Anche D’Onofrio, a quanto sostenuto da Riggio, gli avrebbe intimato di “lasciare perdere Montante e non nominare le persone con la divisa“. D’Onofrio, secondo Riggio, “chiuse l’intervento dicendo “vedi che ti faranno fare la stessa fine di Gioè” (ndr: Antonino Gioè, il boss morto ufficialmente suicida in carcere in circostanze mai chiarite nel luglio 1993)”.
Come noto, l’ispettore capo della Questura di Latina Antonio D’Onofrio è morto a 58 anni. D’Onofrio si sparò un colpo di pistola alla testa il 24 dicembre 2018 sul terrazzo della Questura di Latina dove dormiva in una camerata di servizio. Una versione, quella del suicidio, alla quale il pentito ha detto di non credere. “Non si può escludere che – ha spiegato il giornalista nell’inchiesta Finocchiaro – qualcuno di ben informato abbia avvertito D’Onofrio che Riggio aveva iniziato a parlare di lui, e quindi era stato bruciato dalle rivelazioni del pentito“.

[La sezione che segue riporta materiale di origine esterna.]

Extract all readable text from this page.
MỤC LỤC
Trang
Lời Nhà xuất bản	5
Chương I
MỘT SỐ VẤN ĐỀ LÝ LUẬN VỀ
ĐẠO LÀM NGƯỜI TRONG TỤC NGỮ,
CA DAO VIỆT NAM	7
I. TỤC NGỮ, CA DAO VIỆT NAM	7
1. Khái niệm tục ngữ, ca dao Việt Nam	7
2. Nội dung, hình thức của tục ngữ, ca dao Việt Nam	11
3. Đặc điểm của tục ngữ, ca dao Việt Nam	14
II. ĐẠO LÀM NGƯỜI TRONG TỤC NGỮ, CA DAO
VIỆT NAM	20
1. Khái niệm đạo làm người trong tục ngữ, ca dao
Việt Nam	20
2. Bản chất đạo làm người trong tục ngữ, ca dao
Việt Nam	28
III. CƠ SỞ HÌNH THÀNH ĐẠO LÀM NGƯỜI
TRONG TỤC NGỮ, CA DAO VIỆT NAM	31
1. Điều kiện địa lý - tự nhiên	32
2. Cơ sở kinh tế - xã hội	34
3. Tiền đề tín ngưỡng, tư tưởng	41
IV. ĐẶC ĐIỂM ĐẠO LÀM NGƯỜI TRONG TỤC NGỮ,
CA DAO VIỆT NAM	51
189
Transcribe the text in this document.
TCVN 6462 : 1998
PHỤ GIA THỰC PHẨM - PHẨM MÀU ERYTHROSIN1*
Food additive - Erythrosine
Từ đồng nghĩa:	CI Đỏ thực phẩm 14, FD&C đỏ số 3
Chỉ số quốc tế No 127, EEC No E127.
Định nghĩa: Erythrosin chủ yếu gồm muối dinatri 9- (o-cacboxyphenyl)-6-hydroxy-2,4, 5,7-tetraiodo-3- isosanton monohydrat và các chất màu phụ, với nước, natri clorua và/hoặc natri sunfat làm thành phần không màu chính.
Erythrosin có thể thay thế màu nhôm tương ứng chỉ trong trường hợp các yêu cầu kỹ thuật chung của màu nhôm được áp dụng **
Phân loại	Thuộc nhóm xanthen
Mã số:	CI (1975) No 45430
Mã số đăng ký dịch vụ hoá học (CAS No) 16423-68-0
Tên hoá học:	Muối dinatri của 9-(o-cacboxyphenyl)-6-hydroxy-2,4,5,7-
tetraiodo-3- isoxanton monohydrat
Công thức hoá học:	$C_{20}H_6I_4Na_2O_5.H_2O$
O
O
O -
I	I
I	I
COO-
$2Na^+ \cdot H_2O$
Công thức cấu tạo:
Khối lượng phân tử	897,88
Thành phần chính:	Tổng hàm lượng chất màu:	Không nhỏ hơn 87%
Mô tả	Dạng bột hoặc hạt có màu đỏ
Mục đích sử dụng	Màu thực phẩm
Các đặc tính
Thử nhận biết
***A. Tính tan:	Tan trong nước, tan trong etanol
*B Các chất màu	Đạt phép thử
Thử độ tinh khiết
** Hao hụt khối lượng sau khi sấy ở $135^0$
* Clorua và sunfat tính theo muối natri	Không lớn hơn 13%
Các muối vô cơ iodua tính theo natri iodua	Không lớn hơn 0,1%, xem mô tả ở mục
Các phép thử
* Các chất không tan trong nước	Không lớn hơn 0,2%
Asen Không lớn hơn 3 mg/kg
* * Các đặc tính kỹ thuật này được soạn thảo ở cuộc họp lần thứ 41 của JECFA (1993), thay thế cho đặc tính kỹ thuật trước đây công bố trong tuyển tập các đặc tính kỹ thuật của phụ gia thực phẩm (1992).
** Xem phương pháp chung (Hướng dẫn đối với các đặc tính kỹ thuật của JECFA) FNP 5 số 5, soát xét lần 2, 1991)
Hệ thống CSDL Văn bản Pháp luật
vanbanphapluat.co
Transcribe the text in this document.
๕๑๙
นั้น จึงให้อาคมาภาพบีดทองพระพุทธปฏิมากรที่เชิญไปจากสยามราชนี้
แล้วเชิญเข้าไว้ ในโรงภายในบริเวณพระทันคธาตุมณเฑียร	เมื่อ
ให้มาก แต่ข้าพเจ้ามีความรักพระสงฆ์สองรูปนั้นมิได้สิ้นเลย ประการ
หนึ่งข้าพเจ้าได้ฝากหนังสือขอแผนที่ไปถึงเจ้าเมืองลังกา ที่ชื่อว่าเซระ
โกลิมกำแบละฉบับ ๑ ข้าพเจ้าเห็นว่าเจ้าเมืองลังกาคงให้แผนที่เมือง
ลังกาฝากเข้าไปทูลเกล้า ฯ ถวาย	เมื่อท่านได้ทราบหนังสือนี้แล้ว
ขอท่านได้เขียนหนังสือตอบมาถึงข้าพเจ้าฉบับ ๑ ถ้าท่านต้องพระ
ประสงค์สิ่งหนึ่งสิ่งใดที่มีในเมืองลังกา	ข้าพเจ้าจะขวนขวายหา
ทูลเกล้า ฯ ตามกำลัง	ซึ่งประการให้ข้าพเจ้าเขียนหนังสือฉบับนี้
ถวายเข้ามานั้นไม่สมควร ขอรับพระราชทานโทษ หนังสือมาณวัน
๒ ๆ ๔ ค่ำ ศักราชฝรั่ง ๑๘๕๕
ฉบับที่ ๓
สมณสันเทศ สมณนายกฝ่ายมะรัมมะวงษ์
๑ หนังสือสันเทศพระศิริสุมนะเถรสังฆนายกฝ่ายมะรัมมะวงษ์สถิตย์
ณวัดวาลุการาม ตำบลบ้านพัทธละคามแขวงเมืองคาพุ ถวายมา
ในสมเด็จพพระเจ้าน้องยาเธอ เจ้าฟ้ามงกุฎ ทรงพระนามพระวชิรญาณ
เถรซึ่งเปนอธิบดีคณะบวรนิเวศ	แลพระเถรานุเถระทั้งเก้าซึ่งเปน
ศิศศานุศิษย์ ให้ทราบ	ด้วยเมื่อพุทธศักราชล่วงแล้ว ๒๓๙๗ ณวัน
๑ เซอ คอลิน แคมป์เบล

Un punto di vista che non trova riscontro qui a Latina, ma che appare inquietante. A giugno 2018 Riggio inizia a rendere le dichiarazioni più importanti, sei mesi dopo D’Onofrio, persona rispettata da tutti negli ambienti della Questura di Latina, si toglie la vita.
E, infine, di un altro incontro racconta Pietro Riggio, sempre nel corso dell’udienza in Corte d’Appello sulla Trattativa Stato-mafia, datata ottobre 2020. “Sono stato agganciato presso uno studio legale da un ex capo di un servizio centrale, personalmente lui dicendomi che Montante veniva attaccato ingiustamente, che era un paladino dell’antimafia e che noi pentiti, se avessimo avuto uno scatto di dignità, non lo dovevamo nominare”.
L’ex capo del servizio centrale, secondo Riggio, è Nicolò Pollari, generale della Guardia di Finanza ed ex direttore del SISMI, il Servizio informazioni e sicurezza militare. Dunque, pezzo grosso dei servizi segreti italiani, coinvolti in più misteri ed episodi opachi della Repubblica, dal rapimento di Abu Omar all’archivio riservato del Sismi insieme all’ex funzionario Pio Pompa.
Riggio racconta di aver incontrato, nel 2016, Pollari nello studio legale, di Via Ulpiano a Latina, dell’avvocato Adriano Verdesca Zain.